In vivo evaluation of laser-induced choroidal neovascularization using spectral-domain optical coherence tomography.

Purpose: To describe the in vivo evolution of laser-induced choroidal neovascularization (CNV) in mice using spectral domain optical coherence tomography (SD-OCT).

Methods: Laser photocoagulation was applied to the mouse fundus using a 532-nm diode laser (100, 150, and 200 mW; 100-μm diameter, 0.1-second duration). SD-OCT examination was performed immediately after laser application and at days 3, 5, 7, 14, 21, and 28 after laser. Fluorescein angiography (FA) was performed at day 5, 7, 14, and 28. Acquired SD-OCT images were analyzed to describe morphologic features, measure CNV size and retinal thickness, and assess the frequency of lesions resulting in fluid accumulation. Finally, SD-OCT images were compared to fluorescein angiograms and histologic sections with immunostaining at similar time points.
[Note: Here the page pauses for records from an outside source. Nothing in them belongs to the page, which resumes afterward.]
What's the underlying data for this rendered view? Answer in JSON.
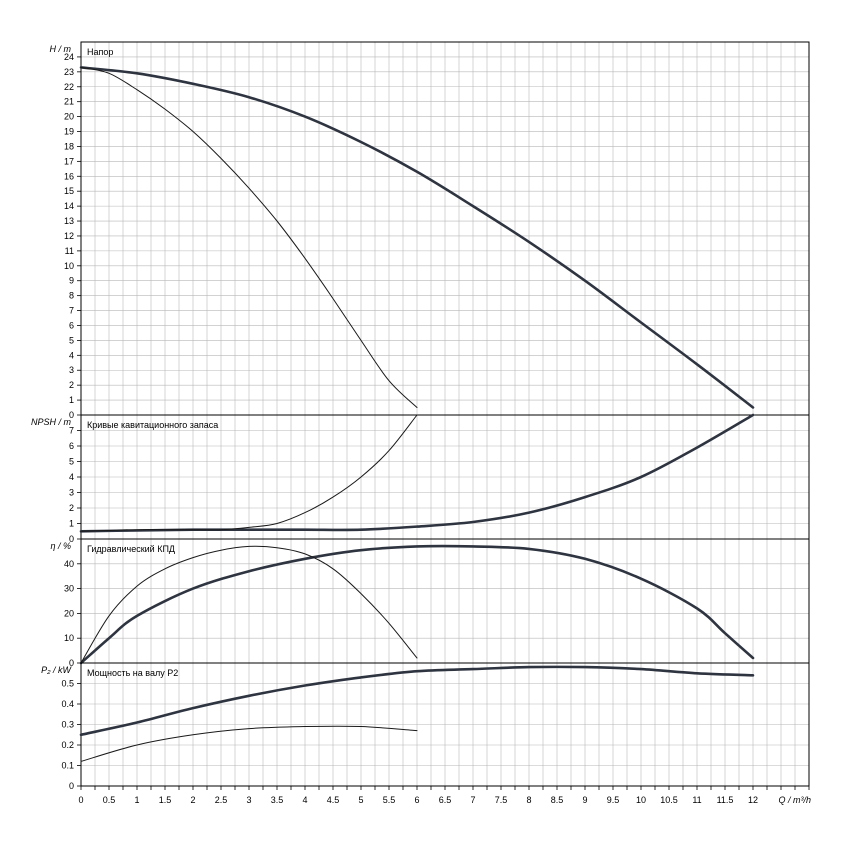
{
  "chart_data": [
    {
      "type": "line",
      "title": "Напор",
      "ylabel": "H / m",
      "xlim": [
        0,
        13
      ],
      "ylim": [
        0,
        25
      ],
      "yticks": [
        0,
        1,
        2,
        3,
        4,
        5,
        6,
        7,
        8,
        9,
        10,
        11,
        12,
        13,
        14,
        15,
        16,
        17,
        18,
        19,
        20,
        21,
        22,
        23,
        24
      ],
      "grid": true,
      "series": [
        {
          "weight": "bold",
          "x": [
            0,
            1,
            2,
            3,
            4,
            5,
            6,
            7,
            8,
            9,
            10,
            11,
            12
          ],
          "y": [
            23.3,
            22.9,
            22.2,
            21.3,
            20.0,
            18.3,
            16.3,
            14.0,
            11.6,
            9.0,
            6.2,
            3.4,
            0.5
          ]
        },
        {
          "weight": "thin",
          "x": [
            0,
            0.5,
            1,
            1.5,
            2,
            2.5,
            3,
            3.5,
            4,
            4.5,
            5,
            5.5,
            6
          ],
          "y": [
            23.3,
            22.9,
            21.8,
            20.5,
            19.0,
            17.2,
            15.2,
            13.0,
            10.5,
            7.8,
            5.0,
            2.3,
            0.5
          ]
        }
      ]
    },
    {
      "type": "line",
      "title": "Кривые кавитационного запаса",
      "ylabel": "NPSH / m",
      "xlim": [
        0,
        13
      ],
      "ylim": [
        0,
        8
      ],
      "yticks": [
        0,
        1,
        2,
        3,
        4,
        5,
        6,
        7
      ],
      "grid": true,
      "series": [
        {
          "weight": "bold",
          "x": [
            0,
            1,
            2,
            3,
            4,
            5,
            6,
            7,
            8,
            9,
            10,
            11,
            12
          ],
          "y": [
            0.5,
            0.55,
            0.6,
            0.6,
            0.6,
            0.6,
            0.8,
            1.1,
            1.7,
            2.7,
            4.0,
            5.9,
            8.0
          ]
        },
        {
          "weight": "thin",
          "x": [
            0,
            0.5,
            1,
            1.5,
            2,
            2.5,
            3,
            3.5,
            4,
            4.5,
            5,
            5.5,
            6
          ],
          "y": [
            0.5,
            0.55,
            0.6,
            0.6,
            0.6,
            0.6,
            0.75,
            1.0,
            1.7,
            2.7,
            4.0,
            5.7,
            8.0
          ]
        }
      ]
    },
    {
      "type": "line",
      "title": "Гидравлический КПД",
      "ylabel": "η / %",
      "xlim": [
        0,
        13
      ],
      "ylim": [
        0,
        50
      ],
      "yticks": [
        0,
        10,
        20,
        30,
        40
      ],
      "grid": true,
      "series": [
        {
          "weight": "bold",
          "x": [
            0,
            0.5,
            1,
            2,
            3,
            4,
            5,
            6,
            7,
            8,
            9,
            10,
            11,
            11.5,
            12
          ],
          "y": [
            0,
            10,
            19,
            30,
            37,
            42,
            45.5,
            47,
            47,
            46,
            42,
            34,
            22,
            12,
            2
          ]
        },
        {
          "weight": "thin",
          "x": [
            0,
            0.5,
            1,
            1.5,
            2,
            2.5,
            3,
            3.5,
            4,
            4.5,
            5,
            5.5,
            6
          ],
          "y": [
            0,
            19,
            31,
            38,
            42.5,
            45.5,
            47,
            46.5,
            44,
            38,
            28,
            16,
            2
          ]
        }
      ]
    },
    {
      "type": "line",
      "title": "Мощность на валу P2",
      "ylabel": "P₂ / kW",
      "xlabel": "Q / m³/h",
      "xlim": [
        0,
        13
      ],
      "ylim": [
        0,
        0.6
      ],
      "yticks": [
        0,
        0.1,
        0.2,
        0.3,
        0.4,
        0.5
      ],
      "xticks": [
        0,
        0.5,
        1,
        1.5,
        2,
        2.5,
        3,
        3.5,
        4,
        4.5,
        5,
        5.5,
        6,
        6.5,
        7,
        7.5,
        8,
        8.5,
        9,
        9.5,
        10,
        10.5,
        11,
        11.5,
        12
      ],
      "grid": true,
      "series": [
        {
          "weight": "bold",
          "x": [
            0,
            1,
            2,
            3,
            4,
            5,
            6,
            7,
            8,
            9,
            10,
            11,
            12
          ],
          "y": [
            0.25,
            0.31,
            0.38,
            0.44,
            0.49,
            0.53,
            0.56,
            0.57,
            0.58,
            0.58,
            0.57,
            0.55,
            0.54
          ]
        },
        {
          "weight": "thin",
          "x": [
            0,
            1,
            2,
            3,
            4,
            5,
            6
          ],
          "y": [
            0.12,
            0.2,
            0.25,
            0.28,
            0.29,
            0.29,
            0.27
          ]
        }
      ]
    }
  ]
}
Results: SD-OCT allowed visualization of the initial laser damage and the subsequent stages of the injury response. CNV formation reached its maximum size at day 5. By day 7, significant size reduction was observed (P < 0.001), continuing through days 14 and 28. Exudation signs, such as fluid accumulation and increase in retinal thickness, followed the same time course, with a peak at day 5 and a decrease by day 7. Delivery of higher laser energy levels to the RPE/choroid complex resulted in a significant percentage of lesions demonstrating excessive chorioretinal damage without CNV formation.

Conclusions: SD-OCT is a fast and reliable tool for the in vivo evaluation of laser-induced CNV, allowing quantification of lesion size and exudation parameters. Moreover, it provides morphologic information that correlates with histologic findings.